Figure 1.  A closed urinary collection system should be used to prevent external contamination.

Clinician's Brief
  • When emptying the urine collection bag, gloves should be worn, and the evacuation port should be wiped with a dilute chlorhexidine solution.
  • Based on the authors’ clinical experiences, including a high incidence of UTIs associated with indwelling urinary catheters in the hospital setting, replace urinary catheter every 48 hours—sooner if gross contamination is noted.
    • Since starting this protocol, fewer infections have been reported.
    • If the catheter is no longer needed, it should be removed immediately.
    • Other reasons to remove a catheter early include excessive kinking of the outflow line or other obstruction to urine flow through the system.
  • If possible, avoid antibiotics while the patient has an indwelling urinary catheter.
  • If there is a change in the appearance, such as increased cloudiness or hemorrhage, a strong odor, or if the patient develops signs of infection (eg, fever, leukocytosis), urine collected via cystocentesis should be evaluated for the presence of bacteria.
    • Urine should not be collected from the collection bag or urinary catheter for evaluation, as the presence of bacteria in the collection system may not reflect true infection if bacteriuria, culture, and susceptibility of urine should be performed.
  • Clean the outside of the penis or vulva and external catheter and collection line every 4 hours with a dilute chlorhexidine solution (Figure 2).

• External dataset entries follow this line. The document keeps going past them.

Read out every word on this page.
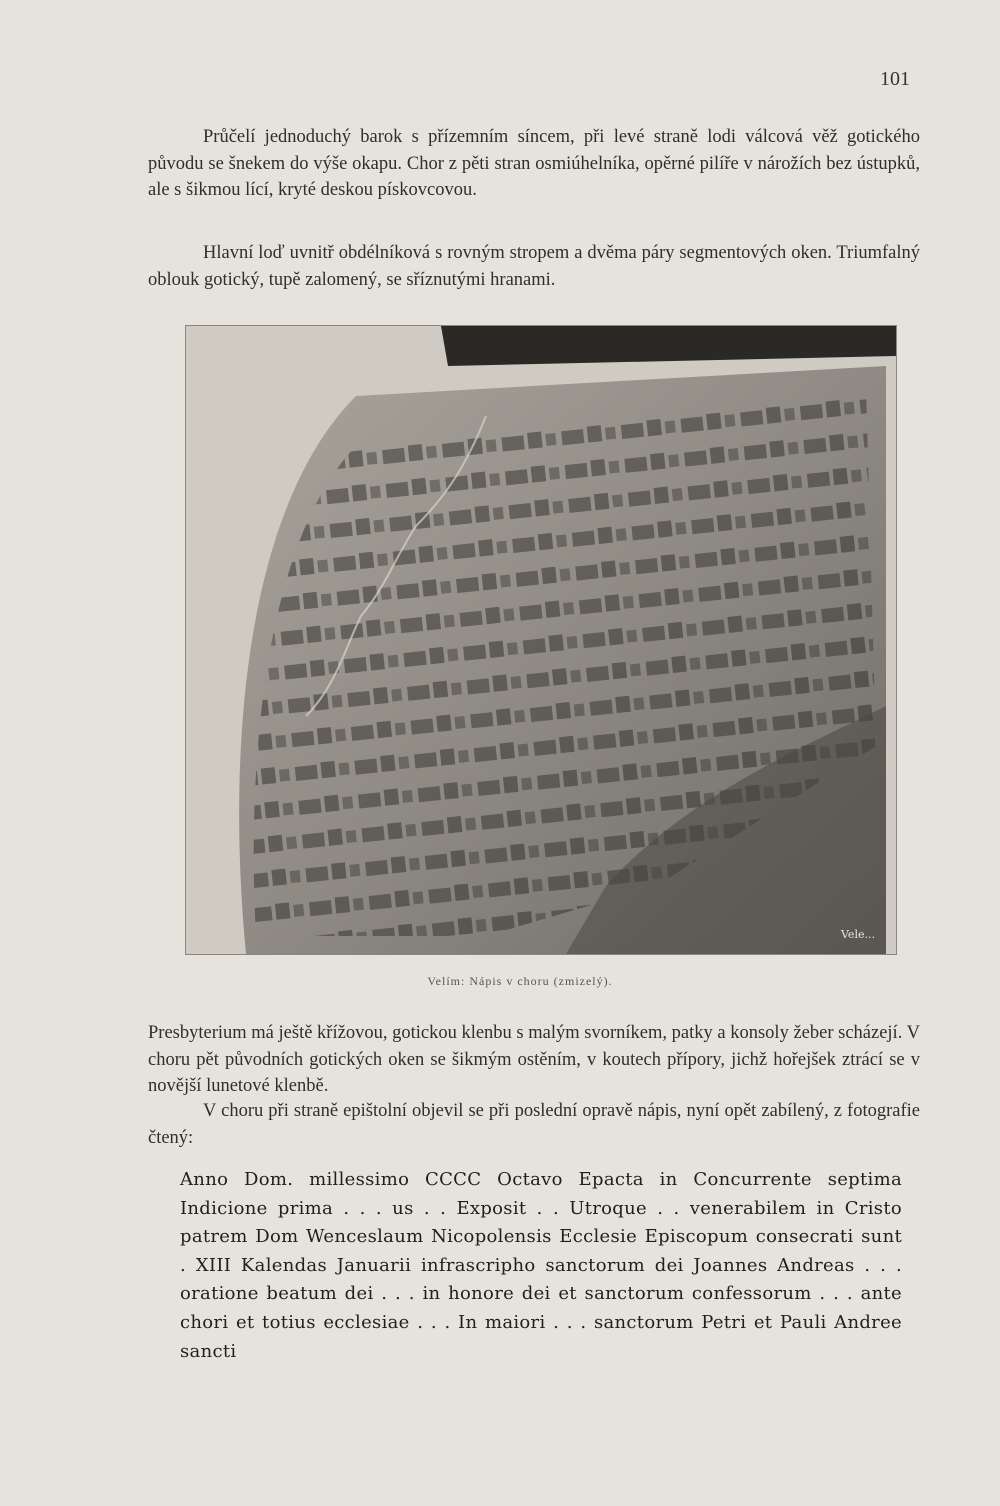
101

Průčelí jednoduchý barok s přízemním síncem, při levé straně lodi válcová věž gotického původu se šnekem do výše okapu. Chor z pěti stran osmiúhelníka, opěrné pilíře v nárožích bez ústupků, ale s šikmou lící, kryté deskou pískovcovou.

Hlavní loď uvnitř obdélníková s rovným stropem a dvěma páry segmentových oken. Triumfalný oblouk gotický, tupě zalomený, se sříznutými hranami.

Vele...
Velím: Nápis v choru (zmizelý).

Presbyterium má ještě křížovou, gotickou klenbu s malým svorníkem, patky a konsoly žeber scházejí. V choru pět původních gotických oken se šikmým ostěním, v koutech přípory, jichž hořejšek ztrácí se v novější lunetové klenbě.

V choru při straně epištolní objevil se při poslední opravě nápis, nyní opět zabílený, z fotografie čtený:

Anno Dom. millessimo CCCC Octavo Epacta in Concurrente septima Indicione prima . . . us . . Exposit . . Utroque . . venerabilem in Cristo patrem Dom Wenceslaum Nicopolensis Ecclesie Episcopum consecrati sunt . XIII Kalendas Januarii infrascripho sanctorum dei Joannes Andreas . . . oratione beatum dei . . . in honore dei et sanctorum confessorum . . . ante chori et totius ecclesiae . . . In maiori . . . sanctorum Petri et Pauli Andree sancti
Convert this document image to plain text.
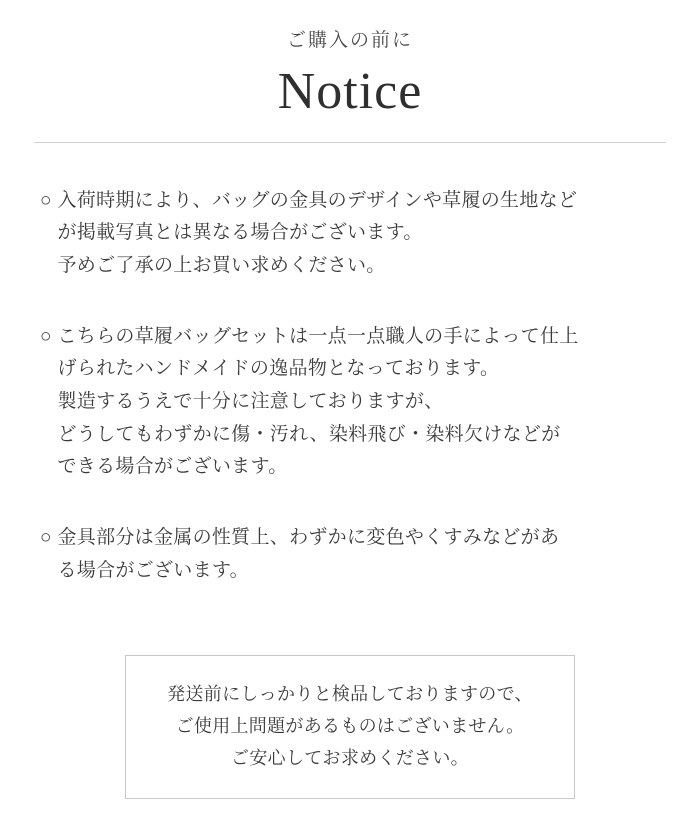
ご購入の前に
Notice
○ 入荷時期により、バッグの金具のデザインや草履の生地など
が掲載写真とは異なる場合がございます。
予めご了承の上お買い求めください。
○ こちらの草履バッグセットは一点一点職人の手によって仕上
げられたハンドメイドの逸品物となっております。
製造するうえで十分に注意しておりますが、
どうしてもわずかに傷・汚れ、染料飛び・染料欠けなどが
できる場合がございます。
○ 金具部分は金属の性質上、わずかに変色やくすみなどがあ
る場合がございます。
発送前にしっかりと検品しておりますので、
ご使用上問題があるものはございません。
ご安心してお求めください。
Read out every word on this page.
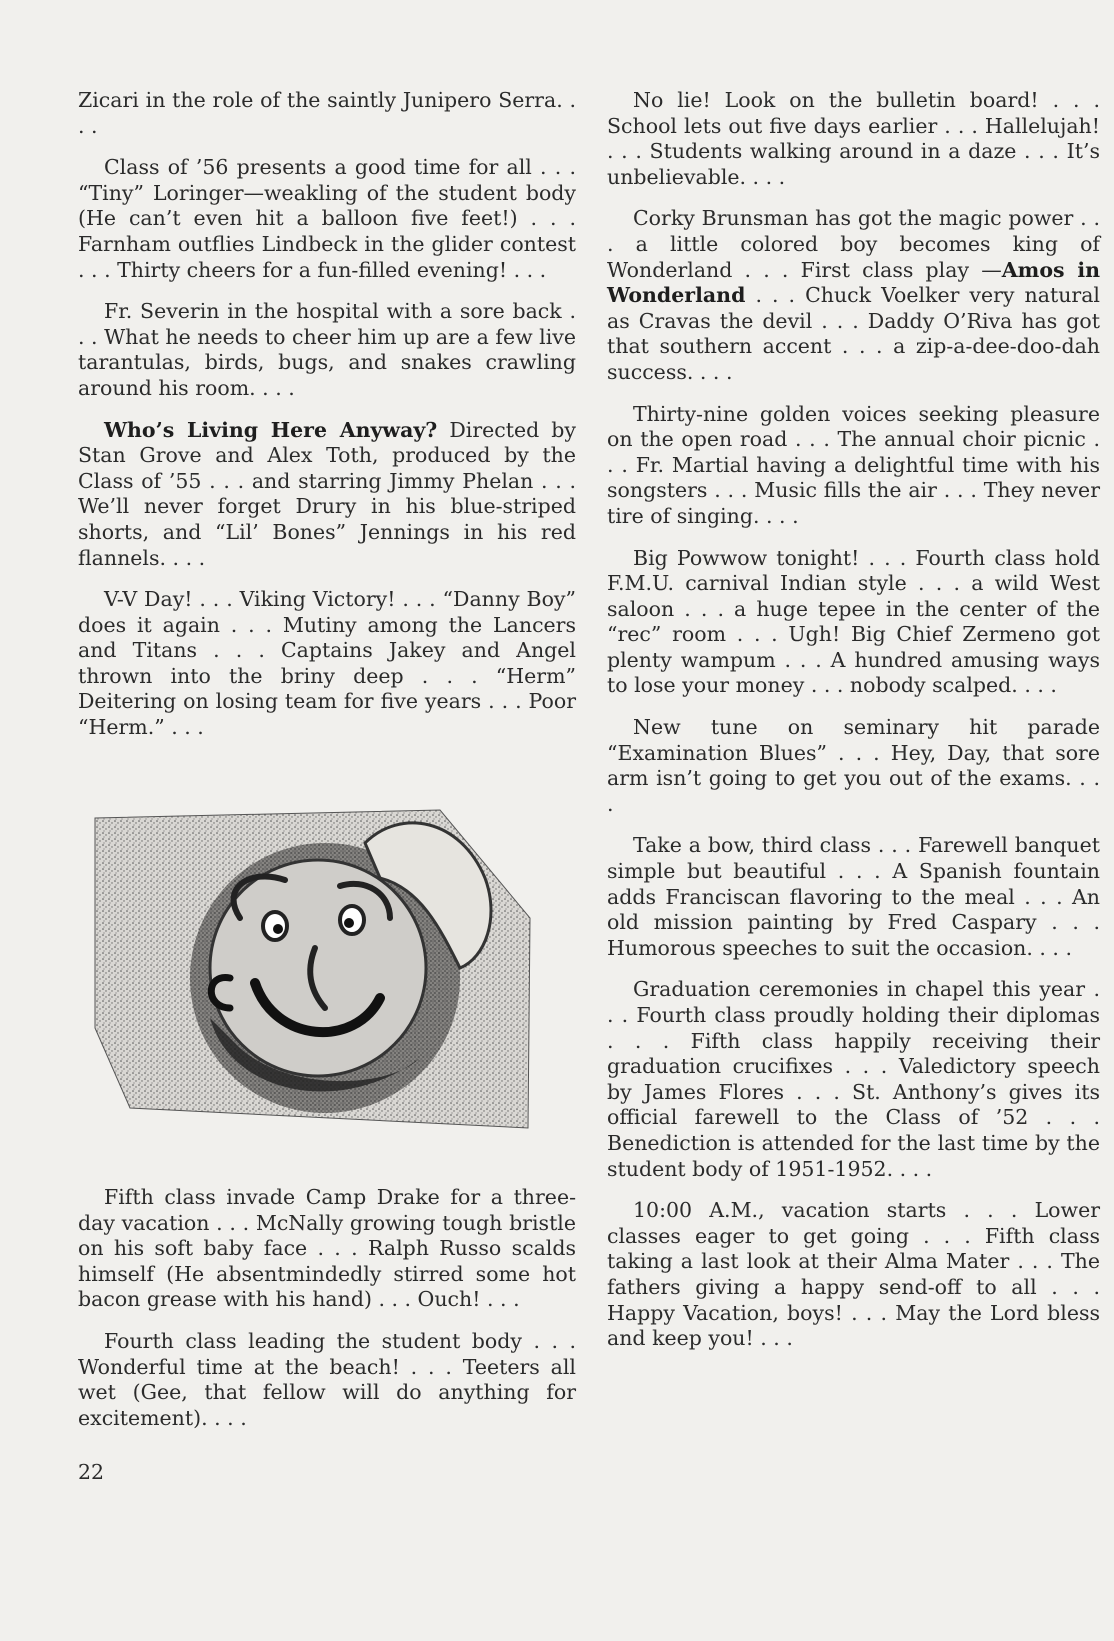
Zicari in the role of the saintly Junipero Serra. . . .

Class of ’56 presents a good time for all . . . “Tiny” Loringer—weakling of the student body (He can’t even hit a balloon five feet!) . . . Farnham outflies Lindbeck in the glider contest . . . Thirty cheers for a fun-filled evening! . . .

Fr. Severin in the hospital with a sore back . . . What he needs to cheer him up are a few live tarantulas, birds, bugs, and snakes crawling around his room. . . .

Who’s Living Here Anyway? Directed by Stan Grove and Alex Toth, produced by the Class of ’55 . . . and starring Jimmy Phelan . . . We’ll never forget Drury in his blue-striped shorts, and “Lil’ Bones” Jennings in his red flannels. . . .

V-V Day! . . . Viking Victory! . . . “Danny Boy” does it again . . . Mutiny among the Lancers and Titans . . . Captains Jakey and Angel thrown into the briny deep . . . “Herm” Deitering on losing team for five years . . . Poor “Herm.” . . .

Fifth class invade Camp Drake for a three-day vacation . . . McNally growing tough bristle on his soft baby face . . . Ralph Russo scalds himself (He absentmindedly stirred some hot bacon grease with his hand) . . . Ouch! . . .

Fourth class leading the student body . . . Wonderful time at the beach! . . . Teeters all wet (Gee, that fellow will do anything for excitement). . . .

22

No lie! Look on the bulletin board! . . . School lets out five days earlier . . . Hallelujah! . . . Students walking around in a daze . . . It’s unbelievable. . . .

Corky Brunsman has got the magic power . . . a little colored boy becomes king of Wonderland . . . First class play —Amos in Wonderland . . . Chuck Voelker very natural as Cravas the devil . . . Daddy O’Riva has got that southern accent . . . a zip-a-dee-doo-dah success. . . .

Thirty-nine golden voices seeking pleasure on the open road . . . The annual choir picnic . . . Fr. Martial having a delightful time with his songsters . . . Music fills the air . . . They never tire of singing. . . .

Big Powwow tonight! . . . Fourth class hold F.M.U. carnival Indian style . . . a wild West saloon . . . a huge tepee in the center of the “rec” room . . . Ugh! Big Chief Zermeno got plenty wampum . . . A hundred amusing ways to lose your money . . . nobody scalped. . . .

New tune on seminary hit parade “Examination Blues” . . . Hey, Day, that sore arm isn’t going to get you out of the exams. . . .

Take a bow, third class . . . Farewell banquet simple but beautiful . . . A Spanish fountain adds Franciscan flavoring to the meal . . . An old mission painting by Fred Caspary . . . Humorous speeches to suit the occasion. . . .

Graduation ceremonies in chapel this year . . . Fourth class proudly holding their diplomas . . . Fifth class happily receiving their graduation crucifixes . . . Valedictory speech by James Flores . . . St. Anthony’s gives its official farewell to the Class of ’52 . . . Benediction is attended for the last time by the student body of 1951-1952. . . .

10:00 A.M., vacation starts . . . Lower classes eager to get going . . . Fifth class taking a last look at their Alma Mater . . . The fathers giving a happy send-off to all . . . Happy Vacation, boys! . . . May the Lord bless and keep you! . . .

Figure 2. The outside of the collection system should be visually evaluated and cleaned every 4 hours with a dilute chlorhexidine solution.

Clinician's Brief
  • Gloves and aseptic technique should be followed for catheter removal.
    • The urinary catheter bulb should be fully deflated and the catheter carefully removed from the patient.
    • Culture of the catheter tip is not recommended, as this is not predictive of UTI risk.
  • All patients with a history of urinary catheterization should be monitored for any signs of UTI.
    • These signs may include pollakiuria, hematuria, stranguria, or fever.
    • If signs of a UTI are present, urine should be collected via cystocentesis for evaluation and culture and susceptibility testing.


A urinary catheter is beneficial to many veterinary patients, but it can also contribute to increased risk for infection. Judicious patient selection and conscientious management can decrease the risk for morbidity associated with their use.